The province has terminated its authorization for what would have become B.C.'s first faith-based law school at a Langley Christian university.
Trinity Western University president Bob Kuhn said he's disappointed with the decision of Advanced Education Minister Amrik Virk to revoke the government's consent granted a year ago.
The move follows a referendum decision by the Law Society of B.C. earlier this fall to revoke its accreditation for the law school.
Opponents in the legal community say TWU discriminates against gays and lesbians because of its controversial community covenant that bans sex outside of traditional marriage between a man and a woman.
Kuhn said TWU remains committed to launching the law school and must now carefully consider its options.
"It is difficult to conceive of a justifiable basis for the minister to have revoked his approval of the school of law program," he said. “We believe in diversity and the rights of all Canadians to their beliefs and values.”
Virk said in an emailed statement his decision to revoke approval means TWU can't enrol any students in the proposed law school.

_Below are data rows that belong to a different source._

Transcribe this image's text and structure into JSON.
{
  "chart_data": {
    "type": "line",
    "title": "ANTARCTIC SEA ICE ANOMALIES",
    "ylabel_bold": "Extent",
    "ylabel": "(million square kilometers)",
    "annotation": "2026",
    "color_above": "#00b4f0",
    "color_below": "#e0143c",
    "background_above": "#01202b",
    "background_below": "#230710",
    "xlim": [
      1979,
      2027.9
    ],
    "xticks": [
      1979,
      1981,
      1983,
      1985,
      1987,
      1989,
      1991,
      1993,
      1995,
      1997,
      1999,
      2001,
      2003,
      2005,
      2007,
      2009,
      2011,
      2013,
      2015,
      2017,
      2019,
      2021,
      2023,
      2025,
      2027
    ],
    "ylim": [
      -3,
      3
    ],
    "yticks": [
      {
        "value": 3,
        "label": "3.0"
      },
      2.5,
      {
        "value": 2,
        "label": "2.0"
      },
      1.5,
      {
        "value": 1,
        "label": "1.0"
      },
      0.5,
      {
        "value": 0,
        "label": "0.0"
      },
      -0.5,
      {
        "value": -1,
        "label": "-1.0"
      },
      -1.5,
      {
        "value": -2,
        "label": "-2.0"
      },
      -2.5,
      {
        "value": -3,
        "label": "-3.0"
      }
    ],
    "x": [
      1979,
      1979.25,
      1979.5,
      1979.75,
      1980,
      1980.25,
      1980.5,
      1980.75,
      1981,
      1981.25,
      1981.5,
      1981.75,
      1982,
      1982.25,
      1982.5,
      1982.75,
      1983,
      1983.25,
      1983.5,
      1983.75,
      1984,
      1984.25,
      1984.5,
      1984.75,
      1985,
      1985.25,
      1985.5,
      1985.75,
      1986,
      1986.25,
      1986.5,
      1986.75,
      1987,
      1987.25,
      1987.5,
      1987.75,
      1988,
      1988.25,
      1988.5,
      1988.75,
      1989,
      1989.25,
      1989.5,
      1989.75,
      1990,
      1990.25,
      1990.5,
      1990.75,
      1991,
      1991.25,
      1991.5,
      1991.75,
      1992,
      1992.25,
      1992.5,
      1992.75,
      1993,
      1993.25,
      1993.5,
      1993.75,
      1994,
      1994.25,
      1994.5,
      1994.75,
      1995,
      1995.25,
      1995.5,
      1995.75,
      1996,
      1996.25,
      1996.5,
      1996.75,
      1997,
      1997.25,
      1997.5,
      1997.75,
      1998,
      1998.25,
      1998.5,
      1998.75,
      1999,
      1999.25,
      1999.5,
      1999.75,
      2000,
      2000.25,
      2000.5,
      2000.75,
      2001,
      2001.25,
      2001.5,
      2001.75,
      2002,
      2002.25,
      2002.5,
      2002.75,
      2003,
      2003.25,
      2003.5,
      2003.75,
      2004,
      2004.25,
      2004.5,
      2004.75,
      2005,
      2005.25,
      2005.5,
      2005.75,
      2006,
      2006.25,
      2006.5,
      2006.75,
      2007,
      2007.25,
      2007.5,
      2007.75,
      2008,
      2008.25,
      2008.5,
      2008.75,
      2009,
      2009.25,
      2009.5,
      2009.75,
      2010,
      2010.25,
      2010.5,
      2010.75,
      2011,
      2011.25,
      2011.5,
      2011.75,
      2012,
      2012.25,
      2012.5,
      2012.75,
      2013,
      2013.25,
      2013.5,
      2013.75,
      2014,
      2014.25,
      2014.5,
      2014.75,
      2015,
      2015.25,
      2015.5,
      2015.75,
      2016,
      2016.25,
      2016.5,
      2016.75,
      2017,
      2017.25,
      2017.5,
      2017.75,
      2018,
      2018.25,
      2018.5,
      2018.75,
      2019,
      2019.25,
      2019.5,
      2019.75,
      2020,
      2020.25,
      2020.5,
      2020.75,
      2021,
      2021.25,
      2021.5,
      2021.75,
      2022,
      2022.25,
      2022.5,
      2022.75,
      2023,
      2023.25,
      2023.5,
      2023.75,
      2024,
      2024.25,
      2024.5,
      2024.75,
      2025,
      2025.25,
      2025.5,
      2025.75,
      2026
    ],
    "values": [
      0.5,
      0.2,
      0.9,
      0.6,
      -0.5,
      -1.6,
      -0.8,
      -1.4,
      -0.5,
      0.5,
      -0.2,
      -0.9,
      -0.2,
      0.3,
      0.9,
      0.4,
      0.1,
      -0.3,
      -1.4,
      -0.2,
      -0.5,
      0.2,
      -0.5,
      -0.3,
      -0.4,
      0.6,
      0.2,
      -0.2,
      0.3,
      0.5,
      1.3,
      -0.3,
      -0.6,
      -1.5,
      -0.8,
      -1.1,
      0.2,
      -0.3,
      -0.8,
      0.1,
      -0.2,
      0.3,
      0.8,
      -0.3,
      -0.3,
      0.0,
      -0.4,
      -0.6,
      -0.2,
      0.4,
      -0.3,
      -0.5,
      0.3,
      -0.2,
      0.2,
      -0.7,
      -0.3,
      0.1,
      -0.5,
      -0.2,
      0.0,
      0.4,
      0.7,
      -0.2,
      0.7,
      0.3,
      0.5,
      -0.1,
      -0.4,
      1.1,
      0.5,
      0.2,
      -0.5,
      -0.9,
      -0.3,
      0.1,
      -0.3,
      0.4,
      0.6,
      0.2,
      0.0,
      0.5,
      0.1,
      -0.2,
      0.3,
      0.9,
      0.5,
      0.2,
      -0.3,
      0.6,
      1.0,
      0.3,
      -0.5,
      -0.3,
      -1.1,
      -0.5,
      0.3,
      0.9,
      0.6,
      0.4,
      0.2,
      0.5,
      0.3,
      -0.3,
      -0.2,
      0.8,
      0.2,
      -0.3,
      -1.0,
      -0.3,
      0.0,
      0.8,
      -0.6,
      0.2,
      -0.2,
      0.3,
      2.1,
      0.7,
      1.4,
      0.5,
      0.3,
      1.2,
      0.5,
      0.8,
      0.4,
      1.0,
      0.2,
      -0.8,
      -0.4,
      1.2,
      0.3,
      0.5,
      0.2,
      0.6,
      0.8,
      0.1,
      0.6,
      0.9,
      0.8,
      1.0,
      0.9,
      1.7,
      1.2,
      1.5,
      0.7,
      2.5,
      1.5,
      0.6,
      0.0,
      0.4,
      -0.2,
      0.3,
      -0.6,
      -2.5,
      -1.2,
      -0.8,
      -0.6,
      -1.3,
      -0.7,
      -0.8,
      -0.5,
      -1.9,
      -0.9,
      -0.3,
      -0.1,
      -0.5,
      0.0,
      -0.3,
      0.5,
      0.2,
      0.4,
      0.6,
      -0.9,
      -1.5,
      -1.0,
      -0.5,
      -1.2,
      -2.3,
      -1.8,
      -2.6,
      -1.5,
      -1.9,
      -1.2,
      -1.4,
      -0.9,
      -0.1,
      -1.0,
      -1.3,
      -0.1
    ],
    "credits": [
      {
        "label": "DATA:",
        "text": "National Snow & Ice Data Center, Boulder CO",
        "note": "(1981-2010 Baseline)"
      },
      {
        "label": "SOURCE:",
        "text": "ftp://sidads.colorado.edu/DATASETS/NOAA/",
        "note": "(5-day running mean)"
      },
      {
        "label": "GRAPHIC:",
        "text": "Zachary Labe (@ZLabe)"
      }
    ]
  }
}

"The current uncertainty over the status of the regulatory body approval means prospective graduates may not be able to be called to the bar, or practise law, in British Columbia," Virk said. "This is a significant change to the context in which I made my original decision."
The Law Society of B.C. voted 74 per cent against recognizing the new law school in the referendum, which was confirmed in a 25-1 vote of the society's board of governors.
The referendum was ordered after thousands of lawyers demanded the law profession's regulatory body reconsider its earlier decision.
The law school was approved by the provincial government in December 2013 but the law society controls who can practise as a lawyer in B.C.
Virk had indicated he was reconsidering the province's earlier consent, which followed the recommendation of the Degree Quality Assessment Board and the preliminary approval of the Federation of Law Societies of Canada.
The law school was to open in the fall of 2016.
TWU's law school is also being blocked by law societies in Ontario and Nova Scotia and the university has mounted court challenges that could end up before the Supreme Court of Canada.
TWU previously won a Supreme Court of Canada victory in 2001 on grounds of religious freedom over its faith-based teacher training program, which the B.C. College of Teachers had refused to recognize.
Virk indicated TWU may be able to renew its request for consent if it wins in court.